Laissés à eux-mêmes, nombreux sont ceux qui, ici comme ailleurs, sont aussi susceptibles d’advenir à eux-mêmes. Cette dualité du monde contemporain dans lequel nous vivons, à la fois superficiel et profond (si proche parfois de la profondeur, c’est-à-dire de soi, dans le brouhaha général), il faut être capable de la prendre en considération, car la réalité est ambiguë. Aujourd’hui, plusieurs pourraient reprendre à leur compte l’impératif de Pindare de devenir ce que l’on est – car derrière l’individu aux comportements stéréotypés des sociétés modernes, il y a tout de même un individu authentique en puissance, un individu qui a échappé au joug des sociétés traditionnelles et qui, pour le moment peut-être, ne sait trop quoi faire de sa liberté. Si nous vivons bel et bien dans un monde de l’image où toute vie intérieure semble être occultée, voire interdite, sachons aussi prendre conscience de la vacuité de ces images et de ce qui se cache derrière l’adhésion à telle ou telle image. Derrière la vacuité, des courants de liberté et une grande disponibilité; derrière l’adhésion aveugle à des comportements stéréotypés ou éphémères, des singularités encore mal définies qui se cherchent, sans savoir parfois qu’elles se cherchent. Au-delà et en marge de la culture de masse et de l’individualisme frelaté qui l’accompagne, peut-être y aura-t-il aussi de plus en plus d’exceptions, de plus en plus d’individus émergents et authentiques à voir le jour. Ces individus, ce sont les déserteurs – les solitaires d’aujourd’hui et l’espoir de demain. Peut-être seront-ils un jour un peuple, comme le souhaitait Nietzsche, un peuple conscient de lui-même, qui fera de cette terre un lieu de guérison pour l’homme : « Vous, les solitaires d’aujourd’hui, vous qui vous retirez à l’écart, vous serez un peuple un jour : de vous qui vous êtes vous-mêmes élus, naîtra un peuple élu, – et de lui naîtra le surhumain. En vérité, c’est un lieu de guérison que doit devenir la terre! Déjà une nouvelle odeur l’entoure, une odeur salutaire, – et un espoir nouveau74! »

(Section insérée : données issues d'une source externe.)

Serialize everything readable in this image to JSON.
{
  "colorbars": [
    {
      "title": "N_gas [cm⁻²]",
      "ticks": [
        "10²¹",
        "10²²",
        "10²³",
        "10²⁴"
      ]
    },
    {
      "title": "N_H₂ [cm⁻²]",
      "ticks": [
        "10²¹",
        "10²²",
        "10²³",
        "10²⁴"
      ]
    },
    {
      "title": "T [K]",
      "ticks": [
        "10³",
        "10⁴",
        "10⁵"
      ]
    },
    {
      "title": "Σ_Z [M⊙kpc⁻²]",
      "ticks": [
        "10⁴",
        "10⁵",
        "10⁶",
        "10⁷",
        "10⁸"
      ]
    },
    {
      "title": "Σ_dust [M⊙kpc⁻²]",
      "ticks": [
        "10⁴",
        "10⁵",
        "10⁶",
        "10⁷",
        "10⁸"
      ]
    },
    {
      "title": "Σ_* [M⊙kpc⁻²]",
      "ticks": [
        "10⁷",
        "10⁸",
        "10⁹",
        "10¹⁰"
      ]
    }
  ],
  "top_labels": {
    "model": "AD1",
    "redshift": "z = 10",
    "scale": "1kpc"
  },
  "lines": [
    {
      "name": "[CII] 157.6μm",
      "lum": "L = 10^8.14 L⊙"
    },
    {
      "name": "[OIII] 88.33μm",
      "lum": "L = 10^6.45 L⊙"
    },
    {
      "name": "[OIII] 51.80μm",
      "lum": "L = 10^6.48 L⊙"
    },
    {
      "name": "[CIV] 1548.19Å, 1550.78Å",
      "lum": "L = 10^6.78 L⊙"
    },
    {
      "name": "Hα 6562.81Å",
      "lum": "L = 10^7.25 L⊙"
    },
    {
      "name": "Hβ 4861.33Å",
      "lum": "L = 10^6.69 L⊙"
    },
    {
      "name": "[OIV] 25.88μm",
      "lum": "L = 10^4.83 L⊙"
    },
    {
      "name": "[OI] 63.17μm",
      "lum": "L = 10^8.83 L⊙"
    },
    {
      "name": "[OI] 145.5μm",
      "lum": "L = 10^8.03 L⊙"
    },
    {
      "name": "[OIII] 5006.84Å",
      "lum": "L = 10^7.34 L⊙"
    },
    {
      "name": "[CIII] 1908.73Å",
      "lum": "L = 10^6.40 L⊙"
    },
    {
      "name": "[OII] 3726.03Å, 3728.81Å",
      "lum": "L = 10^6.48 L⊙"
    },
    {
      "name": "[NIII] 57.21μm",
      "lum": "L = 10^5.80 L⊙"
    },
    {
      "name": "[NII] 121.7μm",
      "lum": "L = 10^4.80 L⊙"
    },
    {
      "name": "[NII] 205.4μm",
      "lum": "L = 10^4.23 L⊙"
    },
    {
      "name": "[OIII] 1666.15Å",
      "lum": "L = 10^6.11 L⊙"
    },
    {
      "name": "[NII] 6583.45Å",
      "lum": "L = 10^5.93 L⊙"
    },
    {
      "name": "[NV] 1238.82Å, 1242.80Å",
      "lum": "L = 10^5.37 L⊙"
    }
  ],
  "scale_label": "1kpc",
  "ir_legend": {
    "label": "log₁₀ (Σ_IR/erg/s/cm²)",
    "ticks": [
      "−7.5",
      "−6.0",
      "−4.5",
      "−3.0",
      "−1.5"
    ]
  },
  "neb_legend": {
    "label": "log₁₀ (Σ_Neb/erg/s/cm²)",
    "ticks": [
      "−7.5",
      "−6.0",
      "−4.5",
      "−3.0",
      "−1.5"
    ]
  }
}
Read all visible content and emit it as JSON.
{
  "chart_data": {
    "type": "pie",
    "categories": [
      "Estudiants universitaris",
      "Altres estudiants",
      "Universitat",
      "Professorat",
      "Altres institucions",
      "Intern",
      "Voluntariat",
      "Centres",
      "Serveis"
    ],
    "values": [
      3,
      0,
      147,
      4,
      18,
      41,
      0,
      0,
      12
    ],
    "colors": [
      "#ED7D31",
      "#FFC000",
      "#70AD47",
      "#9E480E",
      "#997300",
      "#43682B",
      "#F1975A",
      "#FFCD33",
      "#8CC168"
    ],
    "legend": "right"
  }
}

Si les grandes valeurs auxquelles les hommes avaient pris l’habitude de se référer pour se conduire dans l’existence se sont effondrées et que le Dieu qui les soutenait agonise, ne pourrait-on pas aussi y voir – plutôt que de simplement déplorer cet effondrement – une occasion pour l’individu d’apparaître et de faire l’épreuve de ce qu’il est? Sans cette épreuve, qui est par excellence celle de la modernité et de l’émergence de l’individu, il ne peut y avoir de culture que superficielle. Sans cette épreuve, il ne peut y avoir de cheminement individuel qu’inauthentique et vain, un chemin d’emprunt, ni à soi ni à personne. L’homme moderne, dont nous sommes les héritiers, l’homme de la Renaissance, qu’il s’agisse de Léonard de Vinci ou de Montaigne, défait le monde pour le recomposer. Les valeurs absolues ne tiennent plus dès lors qu’un « sujet » s’avise de les peser. De Montaigne à Nietzsche, il n’y a qu’un pas. Cela ne veut pas dire qu’il n’y a plus de valeurs, ni de sens, ni rien qui tienne; cela veut dire que c’est à l’individu, « la plus récente des inventions », qu’il incombe désormais de donner un sens à son existence et d’intérioriser telle ou telle valeur, quitte à en créer, comme le suggère Nietzsche, si aucune ne lui convient : « Le changement des valeurs, – c’est le changement des créateurs. Celui qui doit être un créateur, celui-là détruit toujours. Les créateurs, ce furent d’abord les peuples, et bien plus tard seulement des individus; en vérité l’individu lui-même est la plus récente des créations75. »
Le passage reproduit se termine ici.